En las calles de Vallecas, La Vaguada o Villaverde se ofrecen 'delicatessen' robadas a precios de ganga en puestos improvisados.
Vicente es un pirata de la comida robada. Más bien, capitán pirata. O eso le llaman sus cuatro sobrinas, con las que cada lunes y miércoles navega con su Renault gris por las calles de Madrid en busca de grandes supermercados para asaltarlos. El Mercamadrid de la M-40 es el más recurrente.
Vicente espera en el coche mientras las mujeres desenvainan sus armas: grandes chaquetones con muchos bolsillos para poder esconder bien los productos. Veinte minutos después salen con el botín: ocho sobres de jamón de york, tres de jamón ibérico, cuatro paquetes de quesitos, dos mortadelas y tres botes de paté de hierbas que les ha encargado una vecina de Vallecas. En este barrio madrileño, en la calle Pedro Laborde, todos los días las sobrinas de Vicente venden comida robada. Mucha de ella por encargo. Porque la compraventa de productos robados es un negocio.
En España, se producen más de 130.000 hurtos anuales en supermercados. Tres mil millones de euros en pérdidas. Y en la capital, estos mercadillos ilegales se han convertido en un fenómeno en pleno auge con la crisis. «Desde 2009 se han multiplicado. Puede haber hasta 50 puestos ilegales muchos días. Venden alimentos muy por debajo de su precio que encuentran fácil comprador. Y así es muy difícil que los comercios legales de la zona puedan competir», afirma Antonio, que tiene una tienda de comida justo enfrente de donde se pone uno de los piratas a vender sobres de chorizo y jamón por un euro.
A las 10.30 los clanes empiezan a tomar Pedro Laborde, una de las vías más comerciales de Vallecas. Les basta con una gran caja de cartón para montar sus particulares mercadillos ante la mirada indignada, pero acostumbrada, de los tenderos que trabajan en los 200 establecimientos legales que ocupan los 300 metros de calle.
«¡Seis ajos a un euro!», grita una de las mujeres, que también vende paquetes de arroz y legumbres. A su lado, otro hombre intenta hacer negocio con pizzas congeladas. Acaba de vender una de cuatro quesos por 1,80 euros. En el supermercado que está al lado cuesta 2,64. Al preguntarle a la compradora si tiene el justificante de alguna de sus compras, se ríe y dice que lo ha tirado.
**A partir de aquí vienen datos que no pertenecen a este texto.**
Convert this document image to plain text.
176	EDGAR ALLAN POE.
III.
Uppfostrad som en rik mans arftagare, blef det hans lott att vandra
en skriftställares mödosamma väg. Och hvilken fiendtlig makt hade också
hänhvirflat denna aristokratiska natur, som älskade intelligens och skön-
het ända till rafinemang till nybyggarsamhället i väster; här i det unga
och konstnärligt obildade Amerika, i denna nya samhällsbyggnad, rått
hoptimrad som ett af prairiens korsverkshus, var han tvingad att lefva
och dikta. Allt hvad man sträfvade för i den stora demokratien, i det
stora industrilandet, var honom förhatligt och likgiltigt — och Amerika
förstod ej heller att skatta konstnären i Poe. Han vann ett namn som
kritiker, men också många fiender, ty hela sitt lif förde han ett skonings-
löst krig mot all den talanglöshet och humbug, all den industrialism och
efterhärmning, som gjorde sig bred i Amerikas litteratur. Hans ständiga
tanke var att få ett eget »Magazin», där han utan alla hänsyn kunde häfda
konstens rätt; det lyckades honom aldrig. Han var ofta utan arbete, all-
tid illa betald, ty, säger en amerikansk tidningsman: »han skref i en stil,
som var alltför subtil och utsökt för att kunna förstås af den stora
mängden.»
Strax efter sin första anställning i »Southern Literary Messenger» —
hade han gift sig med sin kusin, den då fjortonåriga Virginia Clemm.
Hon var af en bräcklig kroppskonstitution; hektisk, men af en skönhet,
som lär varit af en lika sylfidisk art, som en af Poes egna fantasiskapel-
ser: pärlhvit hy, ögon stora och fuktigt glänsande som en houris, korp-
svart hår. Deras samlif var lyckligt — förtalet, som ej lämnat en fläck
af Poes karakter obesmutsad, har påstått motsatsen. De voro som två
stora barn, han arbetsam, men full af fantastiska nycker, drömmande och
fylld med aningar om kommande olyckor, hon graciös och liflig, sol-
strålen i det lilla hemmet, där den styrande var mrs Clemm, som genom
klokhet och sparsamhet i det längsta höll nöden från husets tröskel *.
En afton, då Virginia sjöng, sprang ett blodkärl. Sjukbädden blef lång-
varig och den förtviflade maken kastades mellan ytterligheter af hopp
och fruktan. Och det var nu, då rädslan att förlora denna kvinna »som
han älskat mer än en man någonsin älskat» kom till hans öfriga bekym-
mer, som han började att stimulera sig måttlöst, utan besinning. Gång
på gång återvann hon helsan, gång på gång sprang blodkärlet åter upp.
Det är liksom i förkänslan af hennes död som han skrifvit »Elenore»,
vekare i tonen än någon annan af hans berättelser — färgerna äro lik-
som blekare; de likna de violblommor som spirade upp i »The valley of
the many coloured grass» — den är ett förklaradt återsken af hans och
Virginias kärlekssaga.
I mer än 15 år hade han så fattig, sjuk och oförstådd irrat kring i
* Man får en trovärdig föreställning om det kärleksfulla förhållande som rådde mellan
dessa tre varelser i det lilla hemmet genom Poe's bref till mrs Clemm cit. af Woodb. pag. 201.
Apoyado en una pared, a mitad de la calle, está Vicente acompañado de varios hombres. Uno de ellos, el más mayor, un tipo corpulento vestido con camisa y americana negra, es el que controla todo el negocio ilegal. Dirige a cada uno de los vendedores y tiene a dos chicas jóvenes a la entrada y a la salida de la calle para vigilar si viene la Policía.
Cuando aparecen los agentes municipales, a media mañana, los vendedores ya han sido avisados. Les ha dado tiempo a desmontar sus puestos y a esconder la comida en el maletero de los cuatro coches que tienen aparcados en cada esquina de las calles que cortan esta vía comercial.
Tienen todo perfectamente estudiado. La Policía recorre durante una hora la calle, recogiendo los cartones que han dejado los gitanos en su huida. Pero al marcharse, recuperan sus dominios para así continuar lucrándose de un negocio ilegal que los agentes no pueden controlar. «Sabemos lo que hacen y por eso venimos aquí habitualmente. Pero las pocas veces que les pillamos les retiramos los productos y les ponemos una multa entre que pagan sin problema. No podemos hacer más. Esto es más un problema moral, y tienen que ser los vecinos, que son los que compran, los que tienen que acabar con esta actividad ilegal», relata un agente. Las sanciones por estas acciones oscilan entre los 150 y los 1.000 euros.
Según datos de la policía municipal, en 2014 se realizaron 14.300 intervenciones por infracciones alimentarias, un 28% más que el año anterior. Las autoridades estiman que son cientos de personas las que venden alimentos robados en los distritos de la periferia. Desde el Puente de Vallecas, La Vaguada, hasta Villaverde.
Son la gente del barrio, sobre todo jubilados con una pensión pequeña, los que adquieren estos alimentos sin preocuparles su procedencia y estado. «Yo sólo sé que este paquete de jamón aquí me cuesta un euro y en el supermercado tres», se defiende una vecina.
Lo que más llama la atención al pasar por los puestos improvisados son los productos delicatessen que algunos venden: jamón ibérico de bellota por tres euros. Nos llegan a ofrecer boquerones, anchoas y hasta un bote de caviar por siete euros. «¿Qué quieres? Pídemelo y yo mañana te lo consigo», grita uno de los hombres. Porque aquí también se puede comprar a la carta. Todo vale para mantener un negocio ilegal capitaneado por estos piratas de la comida robada.